Robinson, of course, holds a special place in the hearts of Dodgers fans. The first uniform numbers that the team retired were Sandy Koufax's 32, Roy Campanella's 39, and Jackie Robinson's 42. However, he is important to everyone, regardless of race or color or gender or religion, who has faced adversity. Fifty years after Robinson broke in with the Dodgers, Commissioner Allan H. "Bud" Selig ordered the league-wide retirement of Robinson's 42, meaning no player could wear it again, and the number would hang alongside the teams' individual retired numbers in each ballpark. Active players still wearing the number were allowed to keep it, and today, New York Yankees closer Mariano Rivera is the last remaining player to sport a 42 on his jersey, as a tribute to Robinson
Today, Robinson might be pleased to see how far America has come, but disappointed to see how far it has to go. It is true that American has come a long way from legally recognizing one type of person as inferior to another, but individual intolerance still exists. The percentage of African-Americans in Major League Baseball is down to eight of every one hundred players today, and while it means that Latin-American, Asian, and other foreign-born players are much more common, it is not entirely an encouraging statistic. Black youths still have it harder in schools, and they still find themselves in poorer living conditions than most whites.

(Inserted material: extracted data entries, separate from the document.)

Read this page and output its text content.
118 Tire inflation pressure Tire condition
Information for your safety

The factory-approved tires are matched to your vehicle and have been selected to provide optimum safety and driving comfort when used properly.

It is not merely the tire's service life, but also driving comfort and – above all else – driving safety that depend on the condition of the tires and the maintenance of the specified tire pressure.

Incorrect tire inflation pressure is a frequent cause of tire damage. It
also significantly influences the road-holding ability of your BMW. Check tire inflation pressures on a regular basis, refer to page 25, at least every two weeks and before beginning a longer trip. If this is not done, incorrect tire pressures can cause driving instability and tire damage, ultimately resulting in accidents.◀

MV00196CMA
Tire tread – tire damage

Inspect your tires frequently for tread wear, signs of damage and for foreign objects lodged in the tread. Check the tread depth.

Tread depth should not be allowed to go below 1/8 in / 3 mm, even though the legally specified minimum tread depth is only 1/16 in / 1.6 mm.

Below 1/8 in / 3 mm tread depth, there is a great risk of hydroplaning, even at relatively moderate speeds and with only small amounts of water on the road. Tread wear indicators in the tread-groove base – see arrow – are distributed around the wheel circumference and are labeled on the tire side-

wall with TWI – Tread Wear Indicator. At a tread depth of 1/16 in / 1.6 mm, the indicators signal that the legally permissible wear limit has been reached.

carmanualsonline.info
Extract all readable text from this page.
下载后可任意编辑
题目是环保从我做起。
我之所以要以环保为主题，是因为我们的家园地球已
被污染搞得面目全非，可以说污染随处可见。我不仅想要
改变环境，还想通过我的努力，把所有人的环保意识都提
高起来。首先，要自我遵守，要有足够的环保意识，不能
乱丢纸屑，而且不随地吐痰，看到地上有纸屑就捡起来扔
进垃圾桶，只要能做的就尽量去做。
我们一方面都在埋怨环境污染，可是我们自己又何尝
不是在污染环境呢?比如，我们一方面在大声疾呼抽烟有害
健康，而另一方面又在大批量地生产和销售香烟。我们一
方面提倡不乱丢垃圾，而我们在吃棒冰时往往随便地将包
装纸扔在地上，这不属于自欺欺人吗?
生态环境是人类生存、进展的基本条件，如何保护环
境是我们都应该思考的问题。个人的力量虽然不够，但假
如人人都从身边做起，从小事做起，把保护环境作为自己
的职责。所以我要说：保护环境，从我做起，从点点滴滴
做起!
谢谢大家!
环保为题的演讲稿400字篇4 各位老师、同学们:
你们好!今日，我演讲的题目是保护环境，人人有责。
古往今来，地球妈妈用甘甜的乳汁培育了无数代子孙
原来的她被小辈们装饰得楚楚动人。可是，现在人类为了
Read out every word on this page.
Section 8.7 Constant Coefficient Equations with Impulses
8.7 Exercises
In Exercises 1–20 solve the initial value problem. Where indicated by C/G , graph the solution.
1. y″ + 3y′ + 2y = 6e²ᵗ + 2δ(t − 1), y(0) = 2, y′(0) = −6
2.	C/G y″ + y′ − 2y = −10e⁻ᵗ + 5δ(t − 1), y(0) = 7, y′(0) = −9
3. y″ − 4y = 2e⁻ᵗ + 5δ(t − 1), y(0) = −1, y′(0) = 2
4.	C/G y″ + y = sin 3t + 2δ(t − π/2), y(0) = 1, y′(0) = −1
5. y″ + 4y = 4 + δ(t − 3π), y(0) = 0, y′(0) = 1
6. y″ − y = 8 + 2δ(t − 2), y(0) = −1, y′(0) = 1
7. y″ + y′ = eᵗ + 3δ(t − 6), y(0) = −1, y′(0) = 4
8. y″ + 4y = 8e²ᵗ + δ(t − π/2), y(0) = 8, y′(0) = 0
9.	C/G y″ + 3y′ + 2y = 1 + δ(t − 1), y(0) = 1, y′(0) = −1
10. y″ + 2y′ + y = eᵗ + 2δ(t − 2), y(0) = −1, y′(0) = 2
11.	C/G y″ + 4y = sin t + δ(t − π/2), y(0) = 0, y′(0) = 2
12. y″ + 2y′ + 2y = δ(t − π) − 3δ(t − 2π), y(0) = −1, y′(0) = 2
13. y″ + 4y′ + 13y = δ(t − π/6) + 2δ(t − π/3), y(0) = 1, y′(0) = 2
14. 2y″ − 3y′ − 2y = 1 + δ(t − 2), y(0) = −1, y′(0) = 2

Still, the opportunities for young black men in baseball are not lacking, and they must be willing to work to get there. Great players of color fill the Hall of Fame: Bob Gibson, Ferguson Jenkins, Frank Robinson, Ernie Banks, Jackie Robinson, Larry Doby, Ozzie Smith, and more. Willie Randolph and Ron Washington are two of baseball's black managers, sitting behind the steering wheels of the New York Mets and the Texas Rangers. Of course, foreign-born players are no longer a novelty, what with Johan Santana, Pedro Martinez, David Ortiz, Manny Ramirez, Hideki Matsui, Albert Pujols, Alex Rodriguez, Ichiro Suzuki, Andruw Jones, and many others filling team rosters.
"A life is not important except for the impact it has on other lives," Jackie Robinson once said. If this is true, his life might have been the most important for what it did for baseball and for the entirety of American society.
Works Cited
"4th Inning: A National Heirloom." Baseball: A Film by Ken Burns. PBS, 1994. Prod. Ken Burns. Narr. John Chancellor.
Brown v. Board of Education. 347 U.S. 483. U.S. Supreme Court 1954.
Bryant, Howard. Shut Out: A Story of Race and Baseball in Boston. New York: Routledge, 2002.
James, Bill, and Rob Neyer. The Neyer/James Guide to Pitchers: An Historical Compendium of Pitching, Pitchers, and Pitches. New York: Fireside, 2004.
Montville, Leigh. Ted Williams: The Biography of an American Hero. New York: Broadway, 2004.
Newcombe, Don. Interview. Interview with Stuart Scott. ESPN Sunday Night Baseball Apr. 15, 2007.
Plessy v. Ferguson. 163 U.S. 537. U.S. Supreme Court 1896.
Ribowsky, Mark. A Complete History of the Negro Leagues, 1884 to 1955. New York: Birch Lane Press, 1995.
Sweatt v. Painter. 339 U.S. 629. U.S. Supreme Court 1950.